У дочки жила эту зиму, за которую старуха осунулась и посохла, так что одёжка висела на ней, как кора на гнилом дереве. Слышала она уже не с первого раза, а пока не пошевелит в ухе булавкой. На веке выскочило фиолетовое пятнышко. И ещё тоска, глухая печаль назрели в голосе, чего за старухой никогда не водилось, а она, понятно, подсмотреть за собой не могла. Но всякий знавший её подтвердил бы, что это так.

Появление этих напастей старуха относила на тот счёт, что стронули с насиженного места. То, что сманили ради пенсии, высчитав, во что обойдётся старухино содержание и сколько перепадёт чистым наваром, смекнула гораздо позже, когда ничего нельзя было попятить. Старуха и не заметила, как они ловко скрали её! Но если от родной дочки можно было и потерпеть, то зятю старуха не прощала, и едва он чем-нибудь поддевал её, она в ответ зубатилась. Тогда и дочка поднималась на неё. Приходилось убираться с глаз долой и, как нынче, сидеть на лавочке и в воздух вымещать свою обиду.

– Встанет, когда солнце к закату повернёт, нажрётся до поросячьего визгу. Ну, опять на боковую, телевизер посматривает! – разговор снова возвращается к зятю, который год или два назад бросил свои вахты, жил вместе с женой на старухином иждивении. – Нынче по зиме воротчики оборвались. Ско-о-оль раз напоминала?! Договреться нельзя! Зубы свои жеребячьи оскалит: гы-гы-гы! Тьфу, сволочь… Пойду щас подопру чем-нить, а то чё ж будут стоять на растопырку. Мало что не живу там! Коровы зайдут в огород и всё ископытят. Да те же наркоманты шарятся, коно́плю промышляют! Залезут в амбар и утащут дедовскую бензопилку…

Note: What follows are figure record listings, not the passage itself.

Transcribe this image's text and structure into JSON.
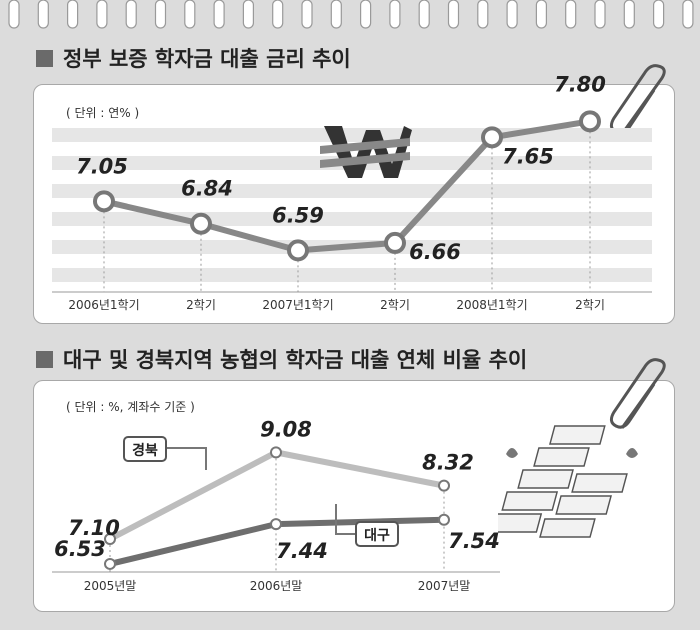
{
  "chart_data": [
    {
      "type": "line",
      "title": "정부 보증 학자금 대출 금리 추이",
      "unit_label": "( 단위 : 연% )",
      "categories": [
        "2006년1학기",
        "2학기",
        "2007년1학기",
        "2학기",
        "2008년1학기",
        "2학기"
      ],
      "series": [
        {
          "values": [
            7.05,
            6.84,
            6.59,
            6.66,
            7.65,
            7.8
          ],
          "labels": [
            "7.05",
            "6.84",
            "6.59",
            "6.66",
            "7.65",
            "7.80"
          ]
        }
      ],
      "ylim": [
        6.2,
        8.0
      ]
    },
    {
      "type": "line",
      "title": "대구 및 경북지역 농협의 학자금 대출 연체 비율 추이",
      "unit_label": "( 단위 : %, 계좌수 기준 )",
      "categories": [
        "2005년말",
        "2006년말",
        "2007년말"
      ],
      "series": [
        {
          "name": "경북",
          "values": [
            7.1,
            9.08,
            8.32
          ],
          "labels": [
            "7.10",
            "9.08",
            "8.32"
          ]
        },
        {
          "name": "대구",
          "values": [
            6.53,
            7.44,
            7.54
          ],
          "labels": [
            "6.53",
            "7.44",
            "7.54"
          ]
        }
      ],
      "ylim": [
        6.3,
        9.5
      ]
    }
  ]
}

Нет, не всегда так было в её судьбе! Был бы жив старик – и воротчики были бы налажены, и сама не ютилась бы на чужбине, и никто бы не посмел ею командовать. Но только что теперь искать виноватых? Что толку сидеть и жаловаться? Никто не пожалеет, хоть до посиненья проторчи на этой лавке.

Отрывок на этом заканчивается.